The Ex-Crawler Project is divided into three subprojects. The main part is the Ex-Crawler daemon server, a highly configurable and flexible Web crawler written in Java. It comes with its own socket server, with which you can manage the server, users, distributed grid/volunteer computing, and much more. Crawled information is stored in a database (Currently MySQL, PostgreSQL, and MSSQL are supported). The second part is a graphical (Java Swing) distributed grid/volunteer computing client, including user computer state detection, based on JADIF Project. The Web search engine is written in PHP. It comes with a Content Management System, user language detection and multi-language support, and templates using Smarty, including an application framework that is partly forked from Joomla 1.5, so that Joomla components can be adapted quickly.
Java distributed framework is a framework for distributed grid and / or volunteer computing. It's divided into a server and client library. You can create new or implement it into existing applications in no time; you don't need knowledge about network connections, sockets, etc. The Framework does almost everything automatically. It provides secure automatic client <-> server communications, unique IDs, automatic resending of jobs to new clients if needed, user stats, and much more. The client framework supports the detection of the computer's user state (idling, away, online, etc.). It also offers many other useful features and helpers for developing a distributed client application.
Makeflow is a workflow engine for executing large complex applications on clusters, clouds, and grids. It can be used to drive several different distributed computing systems, including Condor, SGE, and the included Work Queue system. It does not require a distributed filesystem, so you can use it to harness whatever collection of machines you have available. It is typically used for scaling up data-intensive scientific applications to hundreds or thousands of cores.
POP-C++ is a comprehensive object-oriented system for developing applications in large distributed computing infrastructures such as Grid, P2P or Clouds. It consists of a programming suite (language, compiler) and a run-time system for running POP-C++ applications. The POP-C++ language is a minimal extension of C++ that implements the parallel object model with the integration of resource requirements into distributed objects. This extension is as close as possible to standard C++ so that programmers can easily learn POP-C++ and so that existing C++ libraries can be parallelized using POP-C++ without too much effort. The POP-C++ run-time is an object-oriented open design that aims at integrating different distributed computing tool kits into an infrastructure for executing requirement-driven object-oriented applications. It uses objects to serve objects: the system provides services for executing remote objects.
Parrot and Chirp are user-level tools that make it easy to rapidly deploy wide area filesystems. Parrot is the client component: it transparently attaches to unmodified applications, and redirects their system calls to various remote servers. A variety of controls can be applied to modify the namespace and resources available to the application. Chirp is the server component: it allows an ordinary user to easily export and share storage across the wide area with a single command. A rich access control system allows users to mix and match multiple authentication types.

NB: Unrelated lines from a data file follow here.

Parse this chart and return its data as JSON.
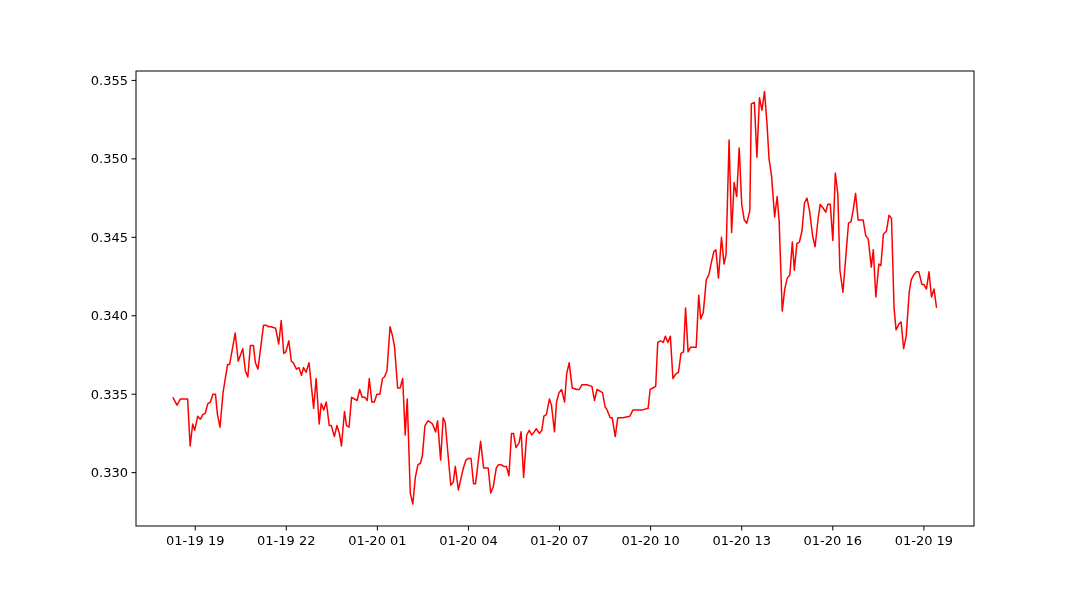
{
  "chart_data": {
    "type": "line",
    "x": [
      "--01-19T18:16",
      "--01-19T18:24",
      "--01-19T18:31",
      "--01-19T18:45",
      "--01-19T18:50",
      "--01-19T18:55",
      "--01-19T18:59",
      "--01-19T19:05",
      "--01-19T19:10",
      "--01-19T19:15",
      "--01-19T19:20",
      "--01-19T19:25",
      "--01-19T19:30",
      "--01-19T19:35",
      "--01-19T19:40",
      "--01-19T19:44",
      "--01-19T19:49",
      "--01-19T19:55",
      "--01-19T20:04",
      "--01-19T20:08",
      "--01-19T20:19",
      "--01-19T20:25",
      "--01-19T20:34",
      "--01-19T20:39",
      "--01-19T20:44",
      "--01-19T20:49",
      "--01-19T20:55",
      "--01-19T20:59",
      "--01-19T21:04",
      "--01-19T21:15",
      "--01-19T21:20",
      "--01-19T21:25",
      "--01-19T21:30",
      "--01-19T21:39",
      "--01-19T21:45",
      "--01-19T21:50",
      "--01-19T21:55",
      "--01-19T21:59",
      "--01-19T22:05",
      "--01-19T22:10",
      "--01-19T22:14",
      "--01-19T22:20",
      "--01-19T22:25",
      "--01-19T22:30",
      "--01-19T22:34",
      "--01-19T22:39",
      "--01-19T22:45",
      "--01-19T22:54",
      "--01-19T22:59",
      "--01-19T23:05",
      "--01-19T23:09",
      "--01-19T23:14",
      "--01-19T23:19",
      "--01-19T23:25",
      "--01-19T23:29",
      "--01-19T23:35",
      "--01-19T23:40",
      "--01-19T23:45",
      "--01-19T23:49",
      "--01-19T23:55",
      "--01-19T23:59",
      "--01-20T00:04",
      "--01-20T00:09",
      "--01-20T00:20",
      "--01-20T00:25",
      "--01-20T00:30",
      "--01-20T00:35",
      "--01-20T00:40",
      "--01-20T00:44",
      "--01-20T00:49",
      "--01-20T00:54",
      "--01-20T00:59",
      "--01-20T01:05",
      "--01-20T01:10",
      "--01-20T01:14",
      "--01-20T01:19",
      "--01-20T01:25",
      "--01-20T01:30",
      "--01-20T01:34",
      "--01-20T01:40",
      "--01-20T01:45",
      "--01-20T01:50",
      "--01-20T01:55",
      "--01-20T01:59",
      "--01-20T02:05",
      "--01-20T02:10",
      "--01-20T02:15",
      "--01-20T02:20",
      "--01-20T02:25",
      "--01-20T02:29",
      "--01-20T02:34",
      "--01-20T02:40",
      "--01-20T02:45",
      "--01-20T02:49",
      "--01-20T02:55",
      "--01-20T02:59",
      "--01-20T03:05",
      "--01-20T03:10",
      "--01-20T03:14",
      "--01-20T03:25",
      "--01-20T03:30",
      "--01-20T03:34",
      "--01-20T03:40",
      "--01-20T03:50",
      "--01-20T03:55",
      "--01-20T03:59",
      "--01-20T04:05",
      "--01-20T04:10",
      "--01-20T04:14",
      "--01-20T04:24",
      "--01-20T04:30",
      "--01-20T04:39",
      "--01-20T04:44",
      "--01-20T04:49",
      "--01-20T04:55",
      "--01-20T04:59",
      "--01-20T05:05",
      "--01-20T05:10",
      "--01-20T05:15",
      "--01-20T05:20",
      "--01-20T05:25",
      "--01-20T05:29",
      "--01-20T05:34",
      "--01-20T05:40",
      "--01-20T05:44",
      "--01-20T05:49",
      "--01-20T05:55",
      "--01-20T06:00",
      "--01-20T06:05",
      "--01-20T06:10",
      "--01-20T06:14",
      "--01-20T06:20",
      "--01-20T06:25",
      "--01-20T06:29",
      "--01-20T06:34",
      "--01-20T06:40",
      "--01-20T06:44",
      "--01-20T06:50",
      "--01-20T06:54",
      "--01-20T06:59",
      "--01-20T07:04",
      "--01-20T07:10",
      "--01-20T07:14",
      "--01-20T07:19",
      "--01-20T07:25",
      "--01-20T07:34",
      "--01-20T07:39",
      "--01-20T07:44",
      "--01-20T07:54",
      "--01-20T08:04",
      "--01-20T08:09",
      "--01-20T08:14",
      "--01-20T08:25",
      "--01-20T08:30",
      "--01-20T08:34",
      "--01-20T08:40",
      "--01-20T08:44",
      "--01-20T08:50",
      "--01-20T08:55",
      "--01-20T09:05",
      "--01-20T09:19",
      "--01-20T09:25",
      "--01-20T09:44",
      "--01-20T09:55",
      "--01-20T09:59",
      "--01-20T10:10",
      "--01-20T10:14",
      "--01-20T10:20",
      "--01-20T10:25",
      "--01-20T10:29",
      "--01-20T10:34",
      "--01-20T10:39",
      "--01-20T10:44",
      "--01-20T10:50",
      "--01-20T10:55",
      "--01-20T11:00",
      "--01-20T11:05",
      "--01-20T11:09",
      "--01-20T11:14",
      "--01-20T11:19",
      "--01-20T11:30",
      "--01-20T11:35",
      "--01-20T11:39",
      "--01-20T11:44",
      "--01-20T11:50",
      "--01-20T11:55",
      "--01-20T12:00",
      "--01-20T12:05",
      "--01-20T12:09",
      "--01-20T12:14",
      "--01-20T12:20",
      "--01-20T12:25",
      "--01-20T12:29",
      "--01-20T12:35",
      "--01-20T12:40",
      "--01-20T12:45",
      "--01-20T12:50",
      "--01-20T12:55",
      "--01-20T13:00",
      "--01-20T13:05",
      "--01-20T13:10",
      "--01-20T13:16",
      "--01-20T13:19",
      "--01-20T13:25",
      "--01-20T13:30",
      "--01-20T13:35",
      "--01-20T13:40",
      "--01-20T13:45",
      "--01-20T13:50",
      "--01-20T13:54",
      "--01-20T13:59",
      "--01-20T14:05",
      "--01-20T14:10",
      "--01-20T14:14",
      "--01-20T14:20",
      "--01-20T14:25",
      "--01-20T14:30",
      "--01-20T14:35",
      "--01-20T14:40",
      "--01-20T14:44",
      "--01-20T14:49",
      "--01-20T14:54",
      "--01-20T14:59",
      "--01-20T15:04",
      "--01-20T15:09",
      "--01-20T15:14",
      "--01-20T15:20",
      "--01-20T15:25",
      "--01-20T15:31",
      "--01-20T15:35",
      "--01-20T15:40",
      "--01-20T15:46",
      "--01-20T15:50",
      "--01-20T15:55",
      "--01-20T16:00",
      "--01-20T16:05",
      "--01-20T16:10",
      "--01-20T16:14",
      "--01-20T16:20",
      "--01-20T16:31",
      "--01-20T16:36",
      "--01-20T16:40",
      "--01-20T16:45",
      "--01-20T16:50",
      "--01-20T17:00",
      "--01-20T17:05",
      "--01-20T17:10",
      "--01-20T17:16",
      "--01-20T17:20",
      "--01-20T17:25",
      "--01-20T17:31",
      "--01-20T17:35",
      "--01-20T17:40",
      "--01-20T17:46",
      "--01-20T17:51",
      "--01-20T17:56",
      "--01-20T18:01",
      "--01-20T18:05",
      "--01-20T18:11",
      "--01-20T18:15",
      "--01-20T18:20",
      "--01-20T18:25",
      "--01-20T18:31",
      "--01-20T18:35",
      "--01-20T18:40",
      "--01-20T18:45",
      "--01-20T18:50",
      "--01-20T18:56",
      "--01-20T19:00",
      "--01-20T19:05",
      "--01-20T19:10",
      "--01-20T19:15",
      "--01-20T19:20",
      "--01-20T19:25"
    ],
    "series": [
      {
        "color": "#ff0000",
        "values": [
          0.3348,
          0.3343,
          0.3347,
          0.3347,
          0.3317,
          0.3331,
          0.3327,
          0.3336,
          0.3334,
          0.3337,
          0.3338,
          0.3344,
          0.3345,
          0.335,
          0.335,
          0.3337,
          0.3329,
          0.3351,
          0.3369,
          0.3369,
          0.3389,
          0.3371,
          0.3379,
          0.3365,
          0.3361,
          0.3381,
          0.3381,
          0.337,
          0.3366,
          0.3394,
          0.3394,
          0.3393,
          0.3393,
          0.3392,
          0.3382,
          0.3397,
          0.3376,
          0.3377,
          0.3384,
          0.3371,
          0.337,
          0.3366,
          0.3367,
          0.3362,
          0.3367,
          0.3364,
          0.337,
          0.3341,
          0.336,
          0.3331,
          0.3344,
          0.334,
          0.3345,
          0.333,
          0.333,
          0.3323,
          0.333,
          0.3325,
          0.3317,
          0.3339,
          0.333,
          0.3329,
          0.3348,
          0.3346,
          0.3353,
          0.3348,
          0.3348,
          0.3346,
          0.336,
          0.3345,
          0.3345,
          0.335,
          0.335,
          0.336,
          0.3361,
          0.3365,
          0.3393,
          0.3387,
          0.338,
          0.3354,
          0.3354,
          0.336,
          0.3324,
          0.3347,
          0.3287,
          0.328,
          0.3297,
          0.3305,
          0.3306,
          0.3311,
          0.333,
          0.3333,
          0.3332,
          0.3331,
          0.3326,
          0.3333,
          0.3308,
          0.3335,
          0.3332,
          0.3292,
          0.3294,
          0.3304,
          0.3289,
          0.3303,
          0.3308,
          0.3309,
          0.3309,
          0.3293,
          0.3293,
          0.332,
          0.3303,
          0.3303,
          0.3287,
          0.3291,
          0.3303,
          0.3305,
          0.3305,
          0.3304,
          0.3304,
          0.3298,
          0.3325,
          0.3325,
          0.3316,
          0.3319,
          0.3326,
          0.3297,
          0.3324,
          0.3327,
          0.3324,
          0.3326,
          0.3328,
          0.3325,
          0.3327,
          0.3336,
          0.3337,
          0.3347,
          0.3343,
          0.3326,
          0.3345,
          0.3351,
          0.3353,
          0.3345,
          0.3363,
          0.337,
          0.3354,
          0.3353,
          0.3353,
          0.3356,
          0.3356,
          0.3355,
          0.3346,
          0.3353,
          0.3351,
          0.3342,
          0.334,
          0.3335,
          0.3335,
          0.3323,
          0.3335,
          0.3335,
          0.3336,
          0.334,
          0.334,
          0.3341,
          0.3353,
          0.3355,
          0.3383,
          0.3384,
          0.3383,
          0.3387,
          0.3383,
          0.3387,
          0.336,
          0.3363,
          0.3364,
          0.3376,
          0.3377,
          0.3405,
          0.3377,
          0.338,
          0.338,
          0.3413,
          0.3398,
          0.3402,
          0.3423,
          0.3426,
          0.3434,
          0.3441,
          0.3442,
          0.3424,
          0.345,
          0.3433,
          0.3439,
          0.3512,
          0.3453,
          0.3485,
          0.3476,
          0.3507,
          0.3471,
          0.3461,
          0.3459,
          0.3467,
          0.3535,
          0.3536,
          0.3501,
          0.3539,
          0.3531,
          0.3543,
          0.3522,
          0.35,
          0.3489,
          0.3463,
          0.3476,
          0.346,
          0.3403,
          0.3417,
          0.3424,
          0.3426,
          0.3447,
          0.3429,
          0.3446,
          0.3447,
          0.3454,
          0.3472,
          0.3475,
          0.3467,
          0.3451,
          0.3444,
          0.3462,
          0.3471,
          0.3469,
          0.3466,
          0.3471,
          0.3471,
          0.3448,
          0.3491,
          0.3477,
          0.3429,
          0.3415,
          0.3459,
          0.346,
          0.3467,
          0.3478,
          0.3461,
          0.3461,
          0.3451,
          0.3449,
          0.3431,
          0.3442,
          0.3412,
          0.3433,
          0.3432,
          0.3452,
          0.3454,
          0.3464,
          0.3462,
          0.3405,
          0.3391,
          0.3395,
          0.3396,
          0.3379,
          0.3387,
          0.3415,
          0.3423,
          0.3426,
          0.3428,
          0.3428,
          0.342,
          0.342,
          0.3417,
          0.3428,
          0.3412,
          0.3417,
          0.3405
        ]
      }
    ],
    "xlim": [
      "--01-19T17:03",
      "--01-20T20:39"
    ],
    "xticks": [
      {
        "value": "--01-19T19:00",
        "label": "01-19 19"
      },
      {
        "value": "--01-19T22:00",
        "label": "01-19 22"
      },
      {
        "value": "--01-20T01:00",
        "label": "01-20 01"
      },
      {
        "value": "--01-20T04:00",
        "label": "01-20 04"
      },
      {
        "value": "--01-20T07:00",
        "label": "01-20 07"
      },
      {
        "value": "--01-20T10:00",
        "label": "01-20 10"
      },
      {
        "value": "--01-20T13:00",
        "label": "01-20 13"
      },
      {
        "value": "--01-20T16:00",
        "label": "01-20 16"
      },
      {
        "value": "--01-20T19:00",
        "label": "01-20 19"
      }
    ],
    "ylim": [
      0.3266,
      0.3556
    ],
    "yticks": [
      {
        "value": 0.33,
        "label": "0.330"
      },
      {
        "value": 0.335,
        "label": "0.335"
      },
      {
        "value": 0.34,
        "label": "0.340"
      },
      {
        "value": 0.345,
        "label": "0.345"
      },
      {
        "value": 0.35,
        "label": "0.350"
      },
      {
        "value": 0.355,
        "label": "0.355"
      }
    ]
  }
}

Parrot and Chirp are most useful in the context of large scale distributed systems such as clusters, clouds, and grids where one may have limited permissions to install software.

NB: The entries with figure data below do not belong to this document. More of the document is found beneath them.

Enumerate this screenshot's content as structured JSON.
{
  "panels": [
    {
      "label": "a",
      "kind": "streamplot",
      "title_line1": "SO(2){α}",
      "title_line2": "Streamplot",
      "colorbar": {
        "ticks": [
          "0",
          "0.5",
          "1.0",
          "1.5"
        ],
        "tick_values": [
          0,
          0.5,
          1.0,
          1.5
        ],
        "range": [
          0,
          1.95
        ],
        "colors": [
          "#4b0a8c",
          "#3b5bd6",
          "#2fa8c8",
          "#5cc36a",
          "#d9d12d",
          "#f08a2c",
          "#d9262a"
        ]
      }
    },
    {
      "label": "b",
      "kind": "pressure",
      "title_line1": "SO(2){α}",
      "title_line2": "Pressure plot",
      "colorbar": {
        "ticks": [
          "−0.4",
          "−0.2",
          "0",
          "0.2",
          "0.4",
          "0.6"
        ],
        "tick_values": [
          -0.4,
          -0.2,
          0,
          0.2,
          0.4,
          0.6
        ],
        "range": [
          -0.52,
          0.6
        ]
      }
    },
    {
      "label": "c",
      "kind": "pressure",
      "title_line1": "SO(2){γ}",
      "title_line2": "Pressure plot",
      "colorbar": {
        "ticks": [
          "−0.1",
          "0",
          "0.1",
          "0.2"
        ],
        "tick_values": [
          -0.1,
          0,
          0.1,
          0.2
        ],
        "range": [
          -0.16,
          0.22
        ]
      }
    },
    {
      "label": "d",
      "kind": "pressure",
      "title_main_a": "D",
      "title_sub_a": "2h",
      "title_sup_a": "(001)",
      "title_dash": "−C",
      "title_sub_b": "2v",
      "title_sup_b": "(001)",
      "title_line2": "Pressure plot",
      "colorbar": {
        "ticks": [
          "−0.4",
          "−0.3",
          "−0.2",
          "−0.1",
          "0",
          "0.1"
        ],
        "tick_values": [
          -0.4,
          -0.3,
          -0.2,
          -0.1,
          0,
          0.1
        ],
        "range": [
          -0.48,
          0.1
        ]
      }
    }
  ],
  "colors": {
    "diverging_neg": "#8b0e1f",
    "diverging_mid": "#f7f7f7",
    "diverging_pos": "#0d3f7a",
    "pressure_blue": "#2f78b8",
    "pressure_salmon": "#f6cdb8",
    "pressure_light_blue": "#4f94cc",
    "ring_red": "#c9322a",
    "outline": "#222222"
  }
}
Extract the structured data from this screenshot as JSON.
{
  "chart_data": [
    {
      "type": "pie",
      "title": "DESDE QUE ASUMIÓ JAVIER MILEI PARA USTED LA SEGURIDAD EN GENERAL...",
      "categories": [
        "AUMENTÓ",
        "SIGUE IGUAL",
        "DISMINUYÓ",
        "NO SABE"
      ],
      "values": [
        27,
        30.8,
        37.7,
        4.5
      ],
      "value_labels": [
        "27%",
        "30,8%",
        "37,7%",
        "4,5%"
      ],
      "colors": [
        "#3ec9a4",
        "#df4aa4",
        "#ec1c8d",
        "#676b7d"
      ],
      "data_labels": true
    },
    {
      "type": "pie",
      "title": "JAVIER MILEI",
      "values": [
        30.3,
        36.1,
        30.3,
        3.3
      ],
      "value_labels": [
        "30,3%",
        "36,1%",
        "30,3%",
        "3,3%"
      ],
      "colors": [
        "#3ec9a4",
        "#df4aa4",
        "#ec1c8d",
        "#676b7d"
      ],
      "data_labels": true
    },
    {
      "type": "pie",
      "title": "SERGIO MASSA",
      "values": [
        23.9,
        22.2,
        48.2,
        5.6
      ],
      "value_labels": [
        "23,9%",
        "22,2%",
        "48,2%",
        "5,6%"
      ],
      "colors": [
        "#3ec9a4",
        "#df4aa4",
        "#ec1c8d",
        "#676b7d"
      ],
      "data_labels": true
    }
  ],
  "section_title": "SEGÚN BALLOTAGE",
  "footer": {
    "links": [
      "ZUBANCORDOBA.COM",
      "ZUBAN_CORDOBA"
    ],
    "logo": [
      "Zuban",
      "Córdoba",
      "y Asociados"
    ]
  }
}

dispy is a Python framework for parallel execution of computations by distributing them across multiple processors in a single machine (SMP), or among many machines in a cluster or grid. The computations can be standalone programs or Python functions. dispy is well suited for the data parallel (SIMD) paradigm where a computation is evaluated with different (large) datasets independently (similar to Hadoop, MapReduce, Parallel Python). dispy features include automatic distribution of dependencies (files, Python functions, classes, modules), client-side and server-side fault recovery, scheduling of computations to specific nodes, encryption for security, sharing of computation resources if desired, and more.

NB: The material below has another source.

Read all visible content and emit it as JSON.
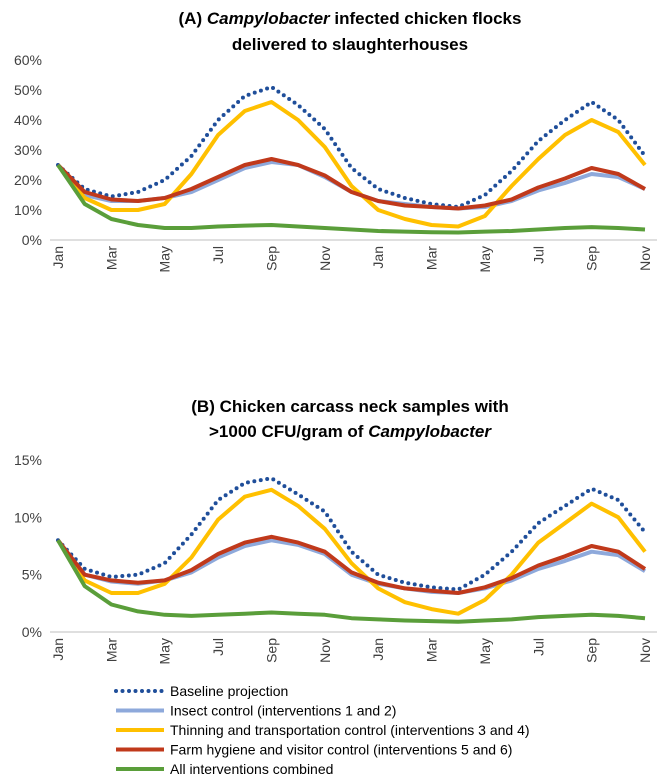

Wisecracker is a high performance distributed cryptanalysis framework that leverages GPUs and multiple CPUs. It allows security researchers to write their own cryptanalysis tools that can distribute brute-force cryptanalysis work across multiple systems with multiple multi-core processors and GPUs. Security researchers can also use the sample tools provided out-of-the-box. The differentiating aspect of Wisecracker is that it uses OpenCL and MPI together to distribute the work across multiple systems, each having multiple CPUs and/or GPUs.
Hados stores files in a cluster of servers. Its goal is to handle high availability by storing copies of the same file on several nodes. It provides RESTFUL APIs to easily store, check, or retrieve files. Using the cluster APIs, you can retrieve files from whichever node hosts them. To avoid any single point of failure, it is possible to apply a request to any node of the cluster; there is no master node.